La pause de 72 jours dans l’utilisation des DCP, votée en février 2023 par une majorité de membres de la Commission de l’océan Indien, a été sans effet. Début avril, cette année, la France et la Commission européenne ont déposé une série d’objection au secrétariat de la CTOI, rendant inapplicables ces dispositions à leurs flottes, essentiellement françaises et espagnoles.
Pourtant, comme le dénonçait, le 10 févier 2023, la Fédération des pêcheurs et artisans de l’océan Indien (FPAOI), cette mesure symbolique était même qualifiée de "mascarade" le Seychellois, Keith André, président des professionnels de la pêche des Comores, de Madagascar, de Maurice, de La Réunion et des Seychelles qui précisait sur le site, Le Marin : "Cette interdiction ne concerne que les eaux internationales. Elle laisse donc toutes latitudes à ces navires industriels pilleurs des mers de sacrifier l’avenir des stocks halieutiques dans les zones économiques exclusives des pays de leur pavillon en océan Indien".
La France et la Commission européenne s’opposent à la pause
Les thoniers senneurs traquent les thons albacore, obèse et germon de l’océan Indien. Ces bateaux-usines débarquent les milliers de tonnes de poissons dans les hubs installés à Maurice, aux Seychelles et à Madagascar, rappellait Defimedia le 23 avril dernier. Là, les conserveries, qui emploient de la main d’œuvre à bas coût, mettent en boîte le thon rouge, blanc et les bonites "kalou" (ventre rayé), rebaptisée thon listao.

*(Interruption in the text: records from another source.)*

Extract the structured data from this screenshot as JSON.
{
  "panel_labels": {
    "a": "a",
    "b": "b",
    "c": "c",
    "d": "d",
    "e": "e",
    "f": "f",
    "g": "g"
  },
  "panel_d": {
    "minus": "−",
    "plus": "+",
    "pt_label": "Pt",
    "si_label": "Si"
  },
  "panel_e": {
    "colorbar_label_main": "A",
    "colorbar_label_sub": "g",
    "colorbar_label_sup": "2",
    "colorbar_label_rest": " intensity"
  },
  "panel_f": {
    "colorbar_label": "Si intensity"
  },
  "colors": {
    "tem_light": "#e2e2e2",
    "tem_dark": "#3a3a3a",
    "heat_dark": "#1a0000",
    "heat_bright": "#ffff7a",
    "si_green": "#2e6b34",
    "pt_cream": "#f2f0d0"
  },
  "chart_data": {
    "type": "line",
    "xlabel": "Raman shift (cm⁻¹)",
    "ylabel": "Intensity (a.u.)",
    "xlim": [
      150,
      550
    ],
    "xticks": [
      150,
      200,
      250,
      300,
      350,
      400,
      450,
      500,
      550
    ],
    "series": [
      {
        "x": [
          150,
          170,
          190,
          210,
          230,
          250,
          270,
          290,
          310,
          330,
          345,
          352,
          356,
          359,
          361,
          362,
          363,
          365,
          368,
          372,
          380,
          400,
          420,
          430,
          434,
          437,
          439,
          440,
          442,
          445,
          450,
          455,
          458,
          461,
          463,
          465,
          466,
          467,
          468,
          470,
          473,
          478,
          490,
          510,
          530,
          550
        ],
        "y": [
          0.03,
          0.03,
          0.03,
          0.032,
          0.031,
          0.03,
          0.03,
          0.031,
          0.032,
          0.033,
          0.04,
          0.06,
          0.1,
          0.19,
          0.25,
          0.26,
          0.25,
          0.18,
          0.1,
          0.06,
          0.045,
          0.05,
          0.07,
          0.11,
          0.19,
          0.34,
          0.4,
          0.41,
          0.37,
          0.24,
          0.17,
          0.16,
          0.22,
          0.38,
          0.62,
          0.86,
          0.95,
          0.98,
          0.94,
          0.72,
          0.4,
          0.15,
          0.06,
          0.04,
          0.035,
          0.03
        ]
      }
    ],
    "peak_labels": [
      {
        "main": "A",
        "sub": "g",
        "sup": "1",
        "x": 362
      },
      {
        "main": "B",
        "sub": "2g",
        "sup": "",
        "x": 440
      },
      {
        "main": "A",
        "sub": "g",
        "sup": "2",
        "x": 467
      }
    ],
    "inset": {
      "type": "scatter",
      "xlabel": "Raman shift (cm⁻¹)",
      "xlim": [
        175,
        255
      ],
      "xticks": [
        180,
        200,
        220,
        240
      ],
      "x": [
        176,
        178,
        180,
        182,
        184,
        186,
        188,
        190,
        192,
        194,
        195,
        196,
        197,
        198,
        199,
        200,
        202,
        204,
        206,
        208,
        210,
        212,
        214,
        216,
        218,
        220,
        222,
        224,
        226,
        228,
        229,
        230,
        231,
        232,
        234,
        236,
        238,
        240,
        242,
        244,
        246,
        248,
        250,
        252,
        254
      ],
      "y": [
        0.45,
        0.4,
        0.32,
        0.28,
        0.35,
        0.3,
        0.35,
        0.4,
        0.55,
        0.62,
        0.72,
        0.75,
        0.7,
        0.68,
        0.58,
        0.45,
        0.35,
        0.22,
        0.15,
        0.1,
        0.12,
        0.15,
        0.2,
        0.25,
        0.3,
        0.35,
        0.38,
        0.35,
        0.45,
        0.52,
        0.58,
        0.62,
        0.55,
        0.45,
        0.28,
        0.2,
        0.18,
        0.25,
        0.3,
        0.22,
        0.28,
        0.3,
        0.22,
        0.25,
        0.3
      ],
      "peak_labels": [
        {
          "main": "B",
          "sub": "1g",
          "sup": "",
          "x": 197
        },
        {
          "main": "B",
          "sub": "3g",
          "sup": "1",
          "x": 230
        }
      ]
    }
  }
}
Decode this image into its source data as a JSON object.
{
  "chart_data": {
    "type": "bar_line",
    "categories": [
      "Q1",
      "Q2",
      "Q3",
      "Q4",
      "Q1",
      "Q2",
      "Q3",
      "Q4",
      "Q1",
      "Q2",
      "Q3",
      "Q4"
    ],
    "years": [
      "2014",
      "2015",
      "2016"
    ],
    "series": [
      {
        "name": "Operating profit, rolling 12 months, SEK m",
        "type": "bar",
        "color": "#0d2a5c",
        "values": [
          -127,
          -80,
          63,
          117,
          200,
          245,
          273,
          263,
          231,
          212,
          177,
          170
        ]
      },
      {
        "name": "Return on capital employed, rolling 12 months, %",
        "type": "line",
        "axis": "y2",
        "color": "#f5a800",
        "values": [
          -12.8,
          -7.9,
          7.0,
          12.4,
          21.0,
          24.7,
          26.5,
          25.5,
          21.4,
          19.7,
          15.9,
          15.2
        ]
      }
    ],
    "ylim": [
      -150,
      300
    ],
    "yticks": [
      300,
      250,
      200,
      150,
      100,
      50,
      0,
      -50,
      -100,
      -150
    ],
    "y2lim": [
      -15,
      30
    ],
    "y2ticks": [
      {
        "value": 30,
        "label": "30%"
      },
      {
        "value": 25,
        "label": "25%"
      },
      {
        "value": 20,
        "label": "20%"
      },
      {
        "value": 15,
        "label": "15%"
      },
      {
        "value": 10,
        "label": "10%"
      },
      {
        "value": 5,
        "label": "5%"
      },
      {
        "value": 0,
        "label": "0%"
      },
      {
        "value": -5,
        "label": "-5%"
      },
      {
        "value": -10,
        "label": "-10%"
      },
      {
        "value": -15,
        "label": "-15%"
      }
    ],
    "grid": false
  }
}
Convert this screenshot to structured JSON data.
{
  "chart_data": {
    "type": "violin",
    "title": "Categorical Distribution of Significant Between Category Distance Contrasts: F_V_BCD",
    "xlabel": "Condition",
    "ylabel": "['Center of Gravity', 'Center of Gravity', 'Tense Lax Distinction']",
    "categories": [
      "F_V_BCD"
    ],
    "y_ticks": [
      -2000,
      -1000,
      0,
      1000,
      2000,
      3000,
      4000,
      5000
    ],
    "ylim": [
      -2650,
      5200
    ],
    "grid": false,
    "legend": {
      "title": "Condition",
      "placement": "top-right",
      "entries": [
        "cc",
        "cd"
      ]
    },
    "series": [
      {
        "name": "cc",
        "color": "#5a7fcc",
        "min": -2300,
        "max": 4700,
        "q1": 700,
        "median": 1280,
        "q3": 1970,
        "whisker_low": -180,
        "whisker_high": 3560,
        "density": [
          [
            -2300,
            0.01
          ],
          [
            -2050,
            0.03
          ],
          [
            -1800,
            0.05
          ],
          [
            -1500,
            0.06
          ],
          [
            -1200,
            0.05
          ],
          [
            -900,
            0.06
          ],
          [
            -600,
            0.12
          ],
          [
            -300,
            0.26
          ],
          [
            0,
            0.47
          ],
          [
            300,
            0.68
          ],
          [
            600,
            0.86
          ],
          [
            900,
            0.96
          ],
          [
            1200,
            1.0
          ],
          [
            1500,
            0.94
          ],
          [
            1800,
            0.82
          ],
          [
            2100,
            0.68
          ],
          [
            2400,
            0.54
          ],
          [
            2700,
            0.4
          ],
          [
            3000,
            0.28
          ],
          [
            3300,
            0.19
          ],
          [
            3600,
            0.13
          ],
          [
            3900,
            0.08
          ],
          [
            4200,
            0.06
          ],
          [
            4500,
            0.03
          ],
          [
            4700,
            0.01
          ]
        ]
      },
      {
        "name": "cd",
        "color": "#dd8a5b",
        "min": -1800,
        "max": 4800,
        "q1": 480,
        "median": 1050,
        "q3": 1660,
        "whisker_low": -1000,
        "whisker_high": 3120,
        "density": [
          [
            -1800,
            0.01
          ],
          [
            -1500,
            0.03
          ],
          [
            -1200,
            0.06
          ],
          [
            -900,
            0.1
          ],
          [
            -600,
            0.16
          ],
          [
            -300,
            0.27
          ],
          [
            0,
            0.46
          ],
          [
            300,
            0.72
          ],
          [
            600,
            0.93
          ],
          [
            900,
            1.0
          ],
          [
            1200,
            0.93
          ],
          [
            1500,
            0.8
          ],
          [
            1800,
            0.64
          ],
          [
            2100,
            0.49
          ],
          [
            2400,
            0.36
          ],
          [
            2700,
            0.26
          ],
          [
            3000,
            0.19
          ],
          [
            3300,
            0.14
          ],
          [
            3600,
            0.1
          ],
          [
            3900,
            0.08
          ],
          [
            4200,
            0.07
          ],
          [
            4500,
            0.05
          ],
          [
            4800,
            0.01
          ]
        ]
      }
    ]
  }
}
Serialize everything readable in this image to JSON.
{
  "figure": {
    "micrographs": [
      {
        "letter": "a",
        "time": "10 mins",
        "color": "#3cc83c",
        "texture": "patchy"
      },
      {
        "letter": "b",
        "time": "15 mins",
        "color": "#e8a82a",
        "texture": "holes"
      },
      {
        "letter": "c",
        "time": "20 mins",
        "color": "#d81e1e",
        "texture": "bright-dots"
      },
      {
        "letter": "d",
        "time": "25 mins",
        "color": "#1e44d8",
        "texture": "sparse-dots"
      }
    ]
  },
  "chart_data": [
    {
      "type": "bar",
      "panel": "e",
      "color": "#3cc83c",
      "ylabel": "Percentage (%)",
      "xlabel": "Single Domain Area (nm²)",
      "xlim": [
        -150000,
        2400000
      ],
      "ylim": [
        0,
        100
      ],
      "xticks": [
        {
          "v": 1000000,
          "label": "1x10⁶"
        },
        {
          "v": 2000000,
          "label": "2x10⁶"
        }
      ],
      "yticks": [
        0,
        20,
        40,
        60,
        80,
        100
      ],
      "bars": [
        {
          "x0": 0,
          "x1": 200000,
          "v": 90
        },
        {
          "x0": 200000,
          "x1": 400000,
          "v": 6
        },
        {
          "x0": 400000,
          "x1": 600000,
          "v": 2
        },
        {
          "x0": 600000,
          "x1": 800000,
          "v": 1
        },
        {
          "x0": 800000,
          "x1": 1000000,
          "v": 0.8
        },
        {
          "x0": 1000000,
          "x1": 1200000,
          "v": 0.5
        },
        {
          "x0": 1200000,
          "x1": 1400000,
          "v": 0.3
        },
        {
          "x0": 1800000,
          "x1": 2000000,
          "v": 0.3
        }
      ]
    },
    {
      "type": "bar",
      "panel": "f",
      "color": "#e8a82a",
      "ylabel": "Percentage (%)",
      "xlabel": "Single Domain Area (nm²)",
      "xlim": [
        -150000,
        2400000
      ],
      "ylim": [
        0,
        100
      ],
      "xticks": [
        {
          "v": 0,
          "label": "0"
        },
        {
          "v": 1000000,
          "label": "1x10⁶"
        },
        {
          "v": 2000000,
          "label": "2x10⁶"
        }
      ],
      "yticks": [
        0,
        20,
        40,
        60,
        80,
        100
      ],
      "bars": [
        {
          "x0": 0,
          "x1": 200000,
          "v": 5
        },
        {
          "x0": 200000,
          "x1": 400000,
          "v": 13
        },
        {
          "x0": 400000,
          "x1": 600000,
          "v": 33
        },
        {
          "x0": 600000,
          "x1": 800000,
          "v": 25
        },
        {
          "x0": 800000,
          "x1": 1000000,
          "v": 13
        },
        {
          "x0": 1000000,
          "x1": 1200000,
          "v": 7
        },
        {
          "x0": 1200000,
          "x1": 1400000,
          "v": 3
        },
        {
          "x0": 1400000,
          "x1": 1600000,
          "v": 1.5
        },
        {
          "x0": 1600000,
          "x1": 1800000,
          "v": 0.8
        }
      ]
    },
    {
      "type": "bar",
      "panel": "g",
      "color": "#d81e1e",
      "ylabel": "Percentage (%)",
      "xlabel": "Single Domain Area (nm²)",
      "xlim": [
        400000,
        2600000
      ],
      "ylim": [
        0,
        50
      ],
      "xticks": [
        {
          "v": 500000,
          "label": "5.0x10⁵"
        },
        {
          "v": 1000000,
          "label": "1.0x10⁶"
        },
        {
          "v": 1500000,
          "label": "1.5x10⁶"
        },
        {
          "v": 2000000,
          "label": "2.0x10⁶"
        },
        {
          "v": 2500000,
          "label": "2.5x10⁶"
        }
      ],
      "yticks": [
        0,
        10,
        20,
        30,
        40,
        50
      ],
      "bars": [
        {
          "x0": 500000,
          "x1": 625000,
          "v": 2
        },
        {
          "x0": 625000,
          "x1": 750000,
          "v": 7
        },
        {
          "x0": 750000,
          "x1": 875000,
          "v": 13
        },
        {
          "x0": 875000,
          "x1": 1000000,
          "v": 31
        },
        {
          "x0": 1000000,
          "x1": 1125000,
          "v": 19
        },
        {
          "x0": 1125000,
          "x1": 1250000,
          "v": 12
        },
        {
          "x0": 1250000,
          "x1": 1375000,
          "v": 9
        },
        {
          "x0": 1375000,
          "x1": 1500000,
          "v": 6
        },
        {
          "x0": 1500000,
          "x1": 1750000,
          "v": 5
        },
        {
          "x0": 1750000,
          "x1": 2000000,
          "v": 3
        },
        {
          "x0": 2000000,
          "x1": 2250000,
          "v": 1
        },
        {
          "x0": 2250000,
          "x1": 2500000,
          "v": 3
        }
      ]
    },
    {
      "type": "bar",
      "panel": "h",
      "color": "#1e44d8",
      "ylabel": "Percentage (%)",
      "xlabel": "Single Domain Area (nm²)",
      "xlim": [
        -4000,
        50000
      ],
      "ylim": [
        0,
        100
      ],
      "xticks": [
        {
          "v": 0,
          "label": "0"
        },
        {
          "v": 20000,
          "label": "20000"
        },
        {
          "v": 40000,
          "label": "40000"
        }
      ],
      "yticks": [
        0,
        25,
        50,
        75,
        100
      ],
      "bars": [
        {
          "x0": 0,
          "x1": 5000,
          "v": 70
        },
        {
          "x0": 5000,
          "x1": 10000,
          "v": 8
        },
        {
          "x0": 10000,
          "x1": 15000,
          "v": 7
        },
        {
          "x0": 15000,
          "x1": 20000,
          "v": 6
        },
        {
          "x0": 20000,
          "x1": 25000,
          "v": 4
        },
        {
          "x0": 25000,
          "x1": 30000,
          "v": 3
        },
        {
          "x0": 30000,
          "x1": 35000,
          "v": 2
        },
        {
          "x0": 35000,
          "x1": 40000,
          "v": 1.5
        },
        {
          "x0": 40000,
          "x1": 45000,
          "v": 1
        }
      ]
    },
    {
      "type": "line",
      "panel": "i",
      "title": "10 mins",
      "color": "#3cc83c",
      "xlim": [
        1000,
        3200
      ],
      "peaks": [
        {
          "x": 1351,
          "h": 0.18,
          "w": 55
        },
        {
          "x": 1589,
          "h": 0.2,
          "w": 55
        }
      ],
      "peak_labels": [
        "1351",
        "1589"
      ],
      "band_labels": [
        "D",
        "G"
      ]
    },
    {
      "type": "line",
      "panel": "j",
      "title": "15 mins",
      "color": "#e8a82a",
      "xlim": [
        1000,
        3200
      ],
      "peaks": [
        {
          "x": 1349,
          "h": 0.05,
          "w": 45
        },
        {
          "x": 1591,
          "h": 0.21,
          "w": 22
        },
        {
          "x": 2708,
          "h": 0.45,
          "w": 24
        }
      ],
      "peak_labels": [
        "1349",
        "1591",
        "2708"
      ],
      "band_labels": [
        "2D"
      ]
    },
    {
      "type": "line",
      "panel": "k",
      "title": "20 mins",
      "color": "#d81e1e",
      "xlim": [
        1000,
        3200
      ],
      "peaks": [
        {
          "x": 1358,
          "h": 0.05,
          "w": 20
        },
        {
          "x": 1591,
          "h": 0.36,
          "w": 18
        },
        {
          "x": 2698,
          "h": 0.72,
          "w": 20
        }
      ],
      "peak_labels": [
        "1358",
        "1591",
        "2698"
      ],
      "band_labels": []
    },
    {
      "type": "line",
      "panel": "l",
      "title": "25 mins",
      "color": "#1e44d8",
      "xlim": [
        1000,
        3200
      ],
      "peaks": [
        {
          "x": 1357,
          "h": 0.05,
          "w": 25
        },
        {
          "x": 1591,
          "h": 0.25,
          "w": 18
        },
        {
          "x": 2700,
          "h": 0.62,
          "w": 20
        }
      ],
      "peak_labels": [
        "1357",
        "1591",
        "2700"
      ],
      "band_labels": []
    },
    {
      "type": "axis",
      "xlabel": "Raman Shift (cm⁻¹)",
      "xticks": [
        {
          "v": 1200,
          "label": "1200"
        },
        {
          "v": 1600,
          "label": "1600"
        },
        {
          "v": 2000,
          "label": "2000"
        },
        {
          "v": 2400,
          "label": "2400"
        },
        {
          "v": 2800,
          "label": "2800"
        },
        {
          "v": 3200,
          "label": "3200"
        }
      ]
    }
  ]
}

Depuis 2016, les associations écologiques Greenpeace, Sea Sheperd et Bloom alertent sur l’utilisation massive de DCP par les thoniers senneurs, comme l’écrivait Le Monde.
Ces dispositifs de concentration de poisson piègent des bancs entiers de thons, mais aussi des requins, des dauphins et des tortues marines. Si, une partie est remise à l’eau sans dommage, pour de nombreux autres l’océan devient un linceul.
Toutes les études montrent que les stocks de thon de l’océan Indien s’effondrent. Il suffit de faire le tour des 120 000 pêcheurs artisanaux des îles voisines pour avoir la confirmation du désastre en cours.
Le président du CRPMEM siège au sein de la FPAOI et de l'UE
À l’île Maurice, le MMM accuse ouvertement l’Union européenne de piller l’océan Indien, écrit Le Mauricien. Il compte 10 senneurs français, 15 Espagnols, 13 battant pavillon seychellois (NDLR : financés de A à Z par l’UE) et trois autres battant pavillon mauricien, mais eux aussi, ayant vu le jour, grâce à des fonds venus d’Europe.
Le Comité des pêches et des élevages marins de La Réunion a alerté le ministère des Pêches sur l’incohérence de cette stratégie. Cette démarche est très éloignée, "des enjeux locaux", explique Ludovic Courtois, secrétaire général du CRPMEM. Les recours, déposés au secrétariat de la CTOI, ont pour objectif de protéger les flottes françaises et espagnoles, donc les emplois de ces armements spécialisés dans la pêche industrielle. Ludovic Courtois qui conclue : "Les décisions à venir péseront sur le destin ou le déclin de la pêche artisanale dans l'océan Indien".
En clair, la protection des pêcheurs artisanaux de Mayotte, des Seychelles, de Maurice et de Madagascar risque de passer au second plan. Conscient des enjeux politiques et économiques très éloignés de notre zone océanographique, le président du CRPMEM, Claude Zitte, est à Maurice en tant qu’observateur. Il a choisi de rejoindre la délégation de la FPAOI et non celle de l’UE.